David Herro, CIO für internationale Aktien bei Harris Associates, sieht in der Fusion der Zementkonzerne Holcim und Lafarge Synergiepotenzial und hofft, dass Fehler aus der Vergangenheit nicht wiederholt werden.

Herr Herro, in der kommenden Woche stimmen die Holcim-Aktionäre über die Fusion mit Lafarge (LG 62.94 -2.33%) ab. Wofür entscheidet sich Harris Associates als Grossinvestor mit zuletzt gemeldeten 6,4% Beteiligung?
Wir sind für die Fusion und haben unsere Stimme bereits am Dienstag über unseren Wertschriftenverwalter abgegeben. Ausschlaggebend waren drei Faktoren: der neu vorgeschlagene CEO, das attraktivere Aktientauschverhältnis und die gewichtige Vertretung der Eigentümer im Verwaltungsrat. Auch wenn das Gremium unserer Meinung nach zu gross ist, besteht mit der neuen Sitzverteilung eine höhere Wahrscheinlichkeit, dass Synergien freigesetzt werden und nicht nur davon gesprochen wird.

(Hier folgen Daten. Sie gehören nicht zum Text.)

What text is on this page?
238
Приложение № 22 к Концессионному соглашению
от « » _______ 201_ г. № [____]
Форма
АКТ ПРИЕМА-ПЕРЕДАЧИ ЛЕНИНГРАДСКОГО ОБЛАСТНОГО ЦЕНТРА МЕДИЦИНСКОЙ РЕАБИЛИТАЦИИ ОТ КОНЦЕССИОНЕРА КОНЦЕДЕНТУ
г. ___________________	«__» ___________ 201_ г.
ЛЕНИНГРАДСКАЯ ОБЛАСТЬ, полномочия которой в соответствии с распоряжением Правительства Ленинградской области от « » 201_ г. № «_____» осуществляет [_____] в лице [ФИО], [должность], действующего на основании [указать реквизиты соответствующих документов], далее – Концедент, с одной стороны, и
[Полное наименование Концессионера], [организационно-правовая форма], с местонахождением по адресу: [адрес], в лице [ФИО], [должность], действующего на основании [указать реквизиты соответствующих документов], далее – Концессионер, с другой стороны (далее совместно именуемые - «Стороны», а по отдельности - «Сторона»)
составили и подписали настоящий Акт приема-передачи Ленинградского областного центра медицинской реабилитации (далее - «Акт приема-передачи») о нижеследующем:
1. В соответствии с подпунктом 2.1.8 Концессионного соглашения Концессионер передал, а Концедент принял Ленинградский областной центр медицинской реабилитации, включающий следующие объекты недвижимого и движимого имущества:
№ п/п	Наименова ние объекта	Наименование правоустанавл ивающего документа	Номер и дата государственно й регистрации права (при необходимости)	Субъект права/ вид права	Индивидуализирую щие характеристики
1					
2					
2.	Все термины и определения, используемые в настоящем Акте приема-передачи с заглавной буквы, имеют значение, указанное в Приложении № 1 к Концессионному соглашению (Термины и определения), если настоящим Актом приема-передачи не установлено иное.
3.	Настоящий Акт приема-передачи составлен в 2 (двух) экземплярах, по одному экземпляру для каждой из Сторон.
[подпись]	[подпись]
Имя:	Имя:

Wo sehen Sie denn Potenzial dafür?
Potenzial gibt es bei den Kosten im Management und bei den Produktionsanlagen. Ebenso ergeben sich Vorteile bei einer Analyse der Marktstellung und beim Einsatz des Kapitals. Stellt man ökonomische Aspekte in den Fokus, dann eröffnen sich einem grösseren Konzern in all diesen Punkten Chancen.

In der Zementbranche bestehen massive Überkapazitäten. Was heisst das für LafargeHolcim?
Die gesamte Industrie hat sich schuldig gemacht, zu teuer zu kaufen und zu billig zu verkaufen. Vor allem für Lafarge war das ein Hauptproblem in den letzten zehn Jahren. Selbst Holcim (HOLN 74.8 -1.45%) hatte damit Mühe. Wir hoffen, dass diese Lektion gelernt wurde und Fehler der Vergangenheit nicht wiederholt werden. Hersteller mit hohen Kosten müssen Überkapazitäten abbauen und Anlagen schliessen, die keinen Gewinn erarbeiten – gleichgültig, wem diese Werke gehören.

Also auch im Fall von Lafarge und Holcim?
Dazu will ich keine spezifischen Äusserungen machen, denn das liegt in der Verantwortung des Managements und des Verwaltungsrats. Beispiele gibt es aber genug. Es ist entscheidend, dass genau geprüft wird, wie der neue Konzern sein Kapital am effizientesten einsetzen kann. Wir hoffen, dass nach dieser Philosophie gehandelt wird, und erwarten, dass die Positionierung des Unternehmens sorgfältig analysiert wird. Gibt es in einem Markt kaum Aussichten auf wirtschaftlichen Erfolg, muss der Ausstieg folgen.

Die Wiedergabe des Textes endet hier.